Langkah Desain Universal untuk Pembelajaran (UDL) Terlibat-Bermain-Berbagi Lab STEM
VEX 123 &VEX GO
Lab STEM Belajar-Berlatih-Bersaing
VEX IQ (generasi ke-2) & VEX EXP
VEX CTE Workcell
Kursus
1. Tetapkan Tujuan yang Jelas

Setiap kegiatan dalam bagian Bermain di Lab STEM dimulai dengan animasi dan penjelasan yang membantu guru dan siswa menetapkan tujuan yang jelas tentang kegiatan tersebut.

Gambar, animasi, dan kata-kata memberikan pilihan untuk mengakses tujuan dan mengomunikasikannya untuk memastikan bahwa semua siswa mengetahui apa yang diharapkan dari mereka.

Lab IQ generasi ke-2 dan EXP STEM dimulai dengan penetapan tujuan bersama kelas. Setelah menonton animasi permainan akhir Lab dan mendiskusikannya, siswa dan guru bekerja sama untuk menetapkan dan mendokumentasikan tujuan pembelajaran yang jelas.
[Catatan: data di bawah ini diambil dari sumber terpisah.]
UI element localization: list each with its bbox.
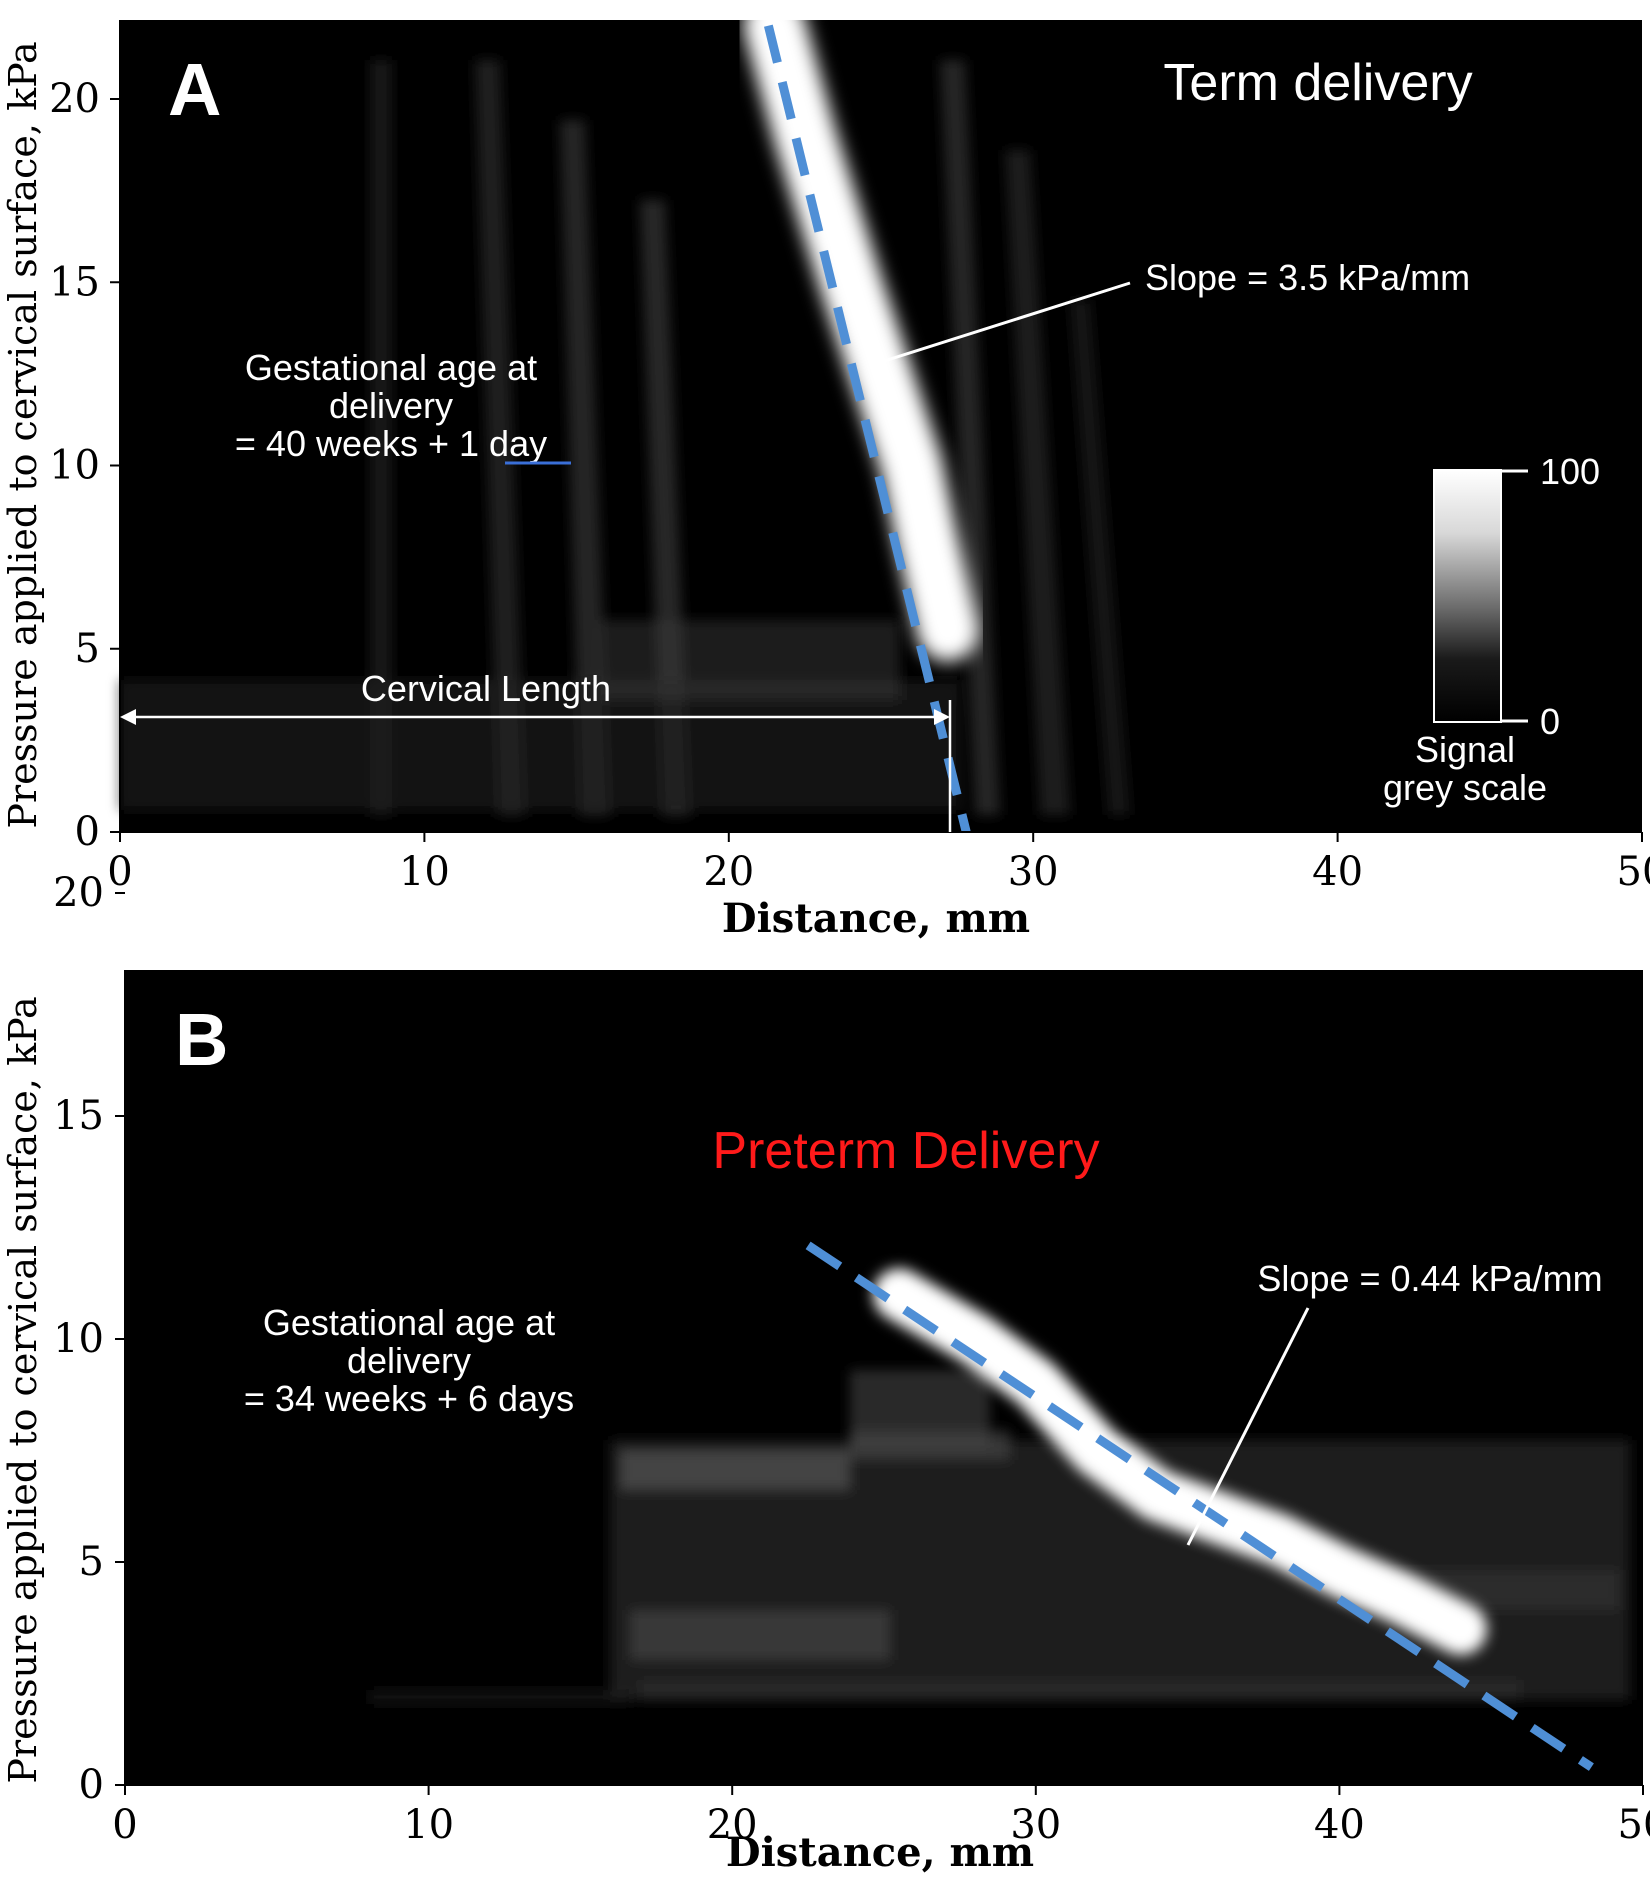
panel-b-fit-line [805, 1241, 1594, 1771]
panel-a-y-axis-label: Pressure applied to cervical surface, kP… [1, 41, 45, 828]
panel-a-x-tick-label: 10 [399, 849, 450, 895]
panel-a-gest-line1: Gestational age at [245, 347, 537, 388]
panel-b-bright-band [873, 1268, 1487, 1655]
panel-a-y-tick-label: 15 [49, 259, 100, 305]
panel-a-slope-annotation: Slope = 3.5 kPa/mm [877, 257, 1470, 365]
panel-b-y-tick-label: 10 [53, 1316, 104, 1362]
panel-a-streaks [120, 60, 1130, 815]
panel-a-x-tick-label: 50 [1617, 849, 1650, 895]
panel-a-gest-line3: = 40 weeks + 1 day [235, 423, 547, 464]
panel-a-x-tick-label: 30 [1008, 849, 1059, 895]
cervical-length-arrowhead-left [120, 709, 136, 725]
panel-b-noise-region [370, 1370, 1630, 1704]
panel-b: 0 10 20 30 40 50 0 5 10 15 20 B Preterm Delivery G… [1, 870, 1650, 1876]
colorbar-caption-line2: grey scale [1383, 767, 1547, 808]
panel-b-x-tick-label: 0 [112, 1802, 137, 1848]
panel-a-slope-leader [877, 281, 1131, 365]
colorbar-caption-line1: Signal [1415, 729, 1515, 770]
panel-a-y-tick-label: 20 [49, 76, 100, 122]
panel-a-gest-line2: delivery [329, 385, 453, 426]
panel-b-y-tick-label: 20 [53, 870, 104, 916]
panel-b-y-axis-label: Pressure applied to cervical surface, kP… [1, 996, 45, 1783]
panel-b-gestational-age: Gestational age at delivery = 34 weeks +… [244, 1302, 574, 1419]
colorbar-max-label: 100 [1540, 451, 1600, 492]
panel-b-y-tick-label: 15 [53, 1093, 104, 1139]
panel-b-title: Preterm Delivery [712, 1122, 1099, 1180]
panel-a-bright-band [743, 0, 979, 662]
cervical-length-arrowhead-right [934, 709, 950, 725]
panel-a-y-tick-label: 0 [75, 809, 100, 855]
panel-a-y-tick-label: 5 [75, 626, 100, 672]
panel-b-heatmap [370, 1268, 1630, 1704]
cervical-length-label: Cervical Length [361, 668, 611, 709]
panel-a-colorbar: 100 0 Signal grey scale [1383, 451, 1600, 808]
panel-a-title: Term delivery [1163, 54, 1472, 112]
panel-b-x-tick-label: 50 [1618, 1802, 1650, 1848]
colorbar-min-label: 0 [1540, 701, 1560, 742]
panel-b-x-tick-label: 20 [707, 1802, 758, 1848]
panel-b-label: B [175, 998, 228, 1081]
panel-b-slope-annotation: Slope = 0.44 kPa/mm [1186, 1258, 1603, 1546]
panel-a-x-tick-label: 20 [703, 849, 754, 895]
panel-b-slope-label: Slope = 0.44 kPa/mm [1257, 1258, 1602, 1299]
panel-b-y-tick-label: 5 [79, 1539, 104, 1585]
panel-a-band-segment [895, 507, 979, 662]
panel-b-axes: 0 10 20 30 40 50 0 5 10 15 20 [53, 870, 1650, 1848]
panel-b-y-tick-label: 0 [79, 1762, 104, 1808]
panel-b-x-axis-label: Distance, mm [726, 1829, 1034, 1876]
panel-b-x-tick-label: 10 [403, 1802, 454, 1848]
panel-b-x-tick-label: 30 [1010, 1802, 1061, 1848]
panel-a-cervical-length: Cervical Length [120, 668, 952, 832]
panel-a: 0 10 20 30 40 50 0 5 10 15 20 A Term delivery Gest… [1, 0, 1650, 942]
colorbar-gradient [1433, 469, 1502, 723]
panel-b-slope-leader [1186, 1307, 1310, 1546]
panel-a-axes: 0 10 20 30 40 50 0 5 10 15 20 [49, 20, 1650, 895]
panel-a-slope-label: Slope = 3.5 kPa/mm [1145, 257, 1470, 298]
panel-a-y-tick-label: 10 [49, 443, 100, 489]
panel-b-gest-line3: = 34 weeks + 6 days [244, 1378, 574, 1419]
panel-b-x-tick-label: 40 [1314, 1802, 1365, 1848]
panel-a-x-axis-label: Distance, mm [722, 895, 1030, 942]
panel-a-fit-line [764, 24, 971, 834]
panel-a-label: A [168, 48, 221, 131]
panel-a-gestational-age: Gestational age at delivery = 40 weeks +… [235, 347, 547, 464]
panel-b-band-segment [1374, 1571, 1487, 1655]
panel-a-heatmap [120, 0, 1130, 815]
panel-b-gest-line2: delivery [347, 1340, 471, 1381]
panel-a-x-tick-label: 0 [107, 849, 132, 895]
panel-b-gest-line1: Gestational age at [263, 1302, 555, 1343]
panel-a-x-tick-label: 40 [1312, 849, 1363, 895]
Video, animasi, diskusi, dan dokumentasi buku catatan teknik menawarkan opsi bagi siswa untuk mengakses dan mengomunikasikan tujuan mereka.

Pengenalan setiap Unit dalam Kursus VEX CTE Workcell dimulai dengan siswa yang bersama-sama membuat target pembelajaran dengan guru mereka, dan mencatat target tersebut di buku catatan teknik mereka. Target pembelajaran ini memandu siswa dalam mencapai tujuan mereka sepanjang unit, dan digunakan dalam penilaian yang berpusat pada siswa selama Percakapan Debrief di akhir setiap Unit.

2. Antisipasi kebutuhan dan hambatan pelajar

Bagian Engage dari Lab STEM menawarkan cara untuk mengakses pengetahuan awal siswa dan menjembatani kesenjangan pengetahuan dengan cara yang berisiko rendah, sebagai persiapan untuk kegiatan Lab.

Informasi Latar Belakang dalam setiap Unit memungkinkan guru untuk mengantisipasi kesenjangan pengetahuan yang mungkin mereka dan siswa mereka miliki, dengan informasi deskriptif yang dapat mereka bagikan kepada siswa untuk menghilangkan hambatan.

Bagian Belajar dari Lab STEM IQ dan EXP mencakup video pengajaran dengan teks yang ditujukan kepada siswa, dirancang untuk membantu siswa mengakses pengetahuan awal tentang topik tertentu, dan menjembatani kesenjangan pengetahuan dengan cara yang berisiko rendah.

Setiap video dilengkapi dengan selebaran yang menawarkan opsi tambahan untuk mengakses materi, serta pertanyaan penilaian formatif. Siswa dapat meninjau dan mengulang kembali konten ini kapan saja untuk meluangkan waktu yang mereka perlukan demi keberhasilan pembelajaran.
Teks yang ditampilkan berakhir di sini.